This was originally published on Flickering Myth on 25th June 2017.
When an estranged family member delivers a mysterious box to his house, Adam Thatcher initially thinks nothing of it. However, it soon becomes apparent that the metallic container actually has a clock engraved on it, one that begins ticking down with immediate effect. Whenever the dial moves a notch, an ancient creature emerges from the box and kills someone that Adam cares about. Worse still, it transpires that the only one way to prevent this from happening, is to willingly pass the vessel along to someone else, thereby resetting the countdown. Adam is thus faced with an agonising dilemma. Either allow the timer to count down (and let the bodies pile up) or pass the terrible curse along.
Passable monster-design aside, Gremlin is a textbook example of squandered potential, wasting a simple but interesting idea on poor CGI, clunky dialogue and some of the most bizarrely terrible performances ever committed to screen. The basic premise of mixing a creature feature with a Ringu esque narrative, wherein a curse must be passed along before a certain deadline, should have made for a fun genre film. And it would have, were it executed with even the slightest degree of competency or creativity. Alas, that’s not what we get here.
The problems become almost immediately apparent as soon as anyone opens their mouth. Amateurish acting is one thing, but the line delivery here is so stilted and detached, that dialogue exchanges begin to take on a surreal, dreamlike quality. It’s not just one or two of the performers either, everyone in the film speaks like they’ve never had to use words before and are accordingly going through language development on the fly.
In particular, one detective character doesn’t seem to truly understand any of the words that he’s saying, placing intonation in the weirdest possible places and rarely emoting appropriately. It’s like he’s an alien trying to pass for an earthling or something. In fact, everyone in this film resembles a Pod Person, completely unfamiliar with the concept of human interaction. Think Mark Wahlberg in The Happening, but somehow even more confusing.

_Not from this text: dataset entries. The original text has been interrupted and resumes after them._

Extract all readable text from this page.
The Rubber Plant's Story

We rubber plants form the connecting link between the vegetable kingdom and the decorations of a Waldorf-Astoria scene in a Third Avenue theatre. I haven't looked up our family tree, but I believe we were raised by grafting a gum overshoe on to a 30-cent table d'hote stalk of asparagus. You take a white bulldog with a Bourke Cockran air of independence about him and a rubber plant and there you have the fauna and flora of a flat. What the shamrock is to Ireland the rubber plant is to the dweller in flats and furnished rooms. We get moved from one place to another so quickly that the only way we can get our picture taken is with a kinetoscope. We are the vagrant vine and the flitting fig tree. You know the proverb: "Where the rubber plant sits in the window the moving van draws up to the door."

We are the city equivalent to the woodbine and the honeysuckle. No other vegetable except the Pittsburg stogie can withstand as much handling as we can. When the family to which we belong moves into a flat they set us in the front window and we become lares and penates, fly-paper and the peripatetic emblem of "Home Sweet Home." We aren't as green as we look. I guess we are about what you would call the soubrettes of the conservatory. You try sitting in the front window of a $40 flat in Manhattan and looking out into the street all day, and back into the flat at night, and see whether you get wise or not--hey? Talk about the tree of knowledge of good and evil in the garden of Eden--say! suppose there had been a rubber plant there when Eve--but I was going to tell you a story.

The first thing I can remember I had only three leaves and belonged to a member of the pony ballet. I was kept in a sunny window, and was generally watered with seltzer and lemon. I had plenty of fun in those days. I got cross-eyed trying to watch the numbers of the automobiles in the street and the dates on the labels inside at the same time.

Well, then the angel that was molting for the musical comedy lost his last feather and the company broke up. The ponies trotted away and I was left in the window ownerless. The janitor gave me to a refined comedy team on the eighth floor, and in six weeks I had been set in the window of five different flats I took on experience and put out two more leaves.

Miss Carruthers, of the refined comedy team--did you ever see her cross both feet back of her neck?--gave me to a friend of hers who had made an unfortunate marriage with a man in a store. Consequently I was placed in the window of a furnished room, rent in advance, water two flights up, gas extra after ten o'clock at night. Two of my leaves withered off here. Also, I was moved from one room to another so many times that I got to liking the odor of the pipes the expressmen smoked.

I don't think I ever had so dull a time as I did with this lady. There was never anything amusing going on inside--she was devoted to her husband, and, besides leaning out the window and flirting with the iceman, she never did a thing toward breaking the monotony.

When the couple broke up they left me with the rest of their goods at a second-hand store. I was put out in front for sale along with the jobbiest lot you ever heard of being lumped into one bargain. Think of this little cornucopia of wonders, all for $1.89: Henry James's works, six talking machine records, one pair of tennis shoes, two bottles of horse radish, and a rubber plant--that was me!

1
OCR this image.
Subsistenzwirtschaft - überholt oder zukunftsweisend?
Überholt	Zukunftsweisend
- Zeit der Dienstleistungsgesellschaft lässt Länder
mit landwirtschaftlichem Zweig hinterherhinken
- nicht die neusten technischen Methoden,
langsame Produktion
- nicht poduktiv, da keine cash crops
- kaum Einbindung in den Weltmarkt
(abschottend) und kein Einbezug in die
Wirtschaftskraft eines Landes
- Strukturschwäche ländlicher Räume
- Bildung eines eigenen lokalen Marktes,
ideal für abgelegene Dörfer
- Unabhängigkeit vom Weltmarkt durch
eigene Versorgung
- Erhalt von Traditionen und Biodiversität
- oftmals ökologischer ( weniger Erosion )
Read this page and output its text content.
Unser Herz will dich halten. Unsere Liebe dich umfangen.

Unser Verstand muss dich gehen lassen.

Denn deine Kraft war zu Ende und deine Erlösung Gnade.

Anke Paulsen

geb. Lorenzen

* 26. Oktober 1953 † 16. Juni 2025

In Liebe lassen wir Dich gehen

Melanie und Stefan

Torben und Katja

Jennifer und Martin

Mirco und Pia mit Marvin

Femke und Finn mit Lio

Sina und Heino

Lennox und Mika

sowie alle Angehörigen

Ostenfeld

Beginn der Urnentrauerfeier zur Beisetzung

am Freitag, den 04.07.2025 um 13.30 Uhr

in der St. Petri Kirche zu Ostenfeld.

To be fair, whilst the performances are more-or-less universally horrendous (Katie Burgess fares somewhat better as Adam’s daughter), they’re not exactly helped by the writing, which has everyone constantly declaring what they’re thinking in a highly robotic manner and blurting out more weird non-sequesters than the cast of The Room. Eventually, you might become convinced that this is all some kind of intentional stylistic choice, ala David Lynch. Maybe this Kafkaesque behaviour is supposed to be making us feel on edge. However, it is much more likely that this is all the result of inept direction and bewildering screenwriting.
So in short, the characters’ speech is unnatural, their dynamics are awkward, they make baffling decisions that defy any logical comprehension (“let’s avert suspicion for all these deaths by hiding bodies in our basement, even though we currently under investigation from the police”) and they never properly react to the fantastical events happening around them. Speaking of which, everyone is so curiously passive about the monster here, expressing nothing more than mild surprise at seeing it. Meanwhile, character deaths are treated as essentially a casual irritation, and people accept the arbitrary supernatural rules without so much as bating an eyelid. It all feels so laissez faire.
Take this scene for example; at one point a young couple are assaulted by the titular creature and are forced to take refuge in a car. As the Gremlin tries to break through the glass, they decide to take this opportunity to engage in a debate about the future of their blossoming relationship. They talk about an impending pregnancy, how they will support each other financially and where they might live one day. All while the bloodthirsty demon is thrusting at the windshield with murderous intent. You might be thinking that this is played for laughs, aiming to humorously defuse the tension of the situation by focusing on trivial relationship issues. But no. It’s not a joke, it’s a moment of completely serious drama, in a film that is astonishingly sombre throughout.
Indeed, the choice to employ a super-serious tone in what should be a wacky B-movie feels like one of Gremlin’s biggest missteps. Rather than embracing the inherent silliness of its concept, the film instead chooses to focus on surprisingly depressing subject matter, including child-loss, the devastating consequences of marital breakdown and the psychological toll of living with unbearable guilt. There’s even a 3 minute section devoted to mourning at one point! All of this begins to feel very out of place when the little monster starts scuttling around, making cute squealing noises and offing people in gory ways.
Moreover, any attempts at creating genuine tension are utterly deflated by just how uninvested everyone seems to be in what’s happening. This, combined with strangely muffled sound design and cartoonish special effects, makes everything feel very weak and low energy. Because of this, the film becomes oddly laborious to watch, even at its lean 1 hour 30 minutes runtime.
As a result, by the time the film reaches its confusing, shoddily produced climax (which greatly over-reaches in terms of its budget) , any interest that you might have had will have completely dissipated. Which is a shame, because in a better movie, this ending could have been a riotous blast. Then again, the same thing could be said for the whole film.
Gremlin (2017), directed by Ryan Bellgardt , is distributed in the UK by Star Entertainment.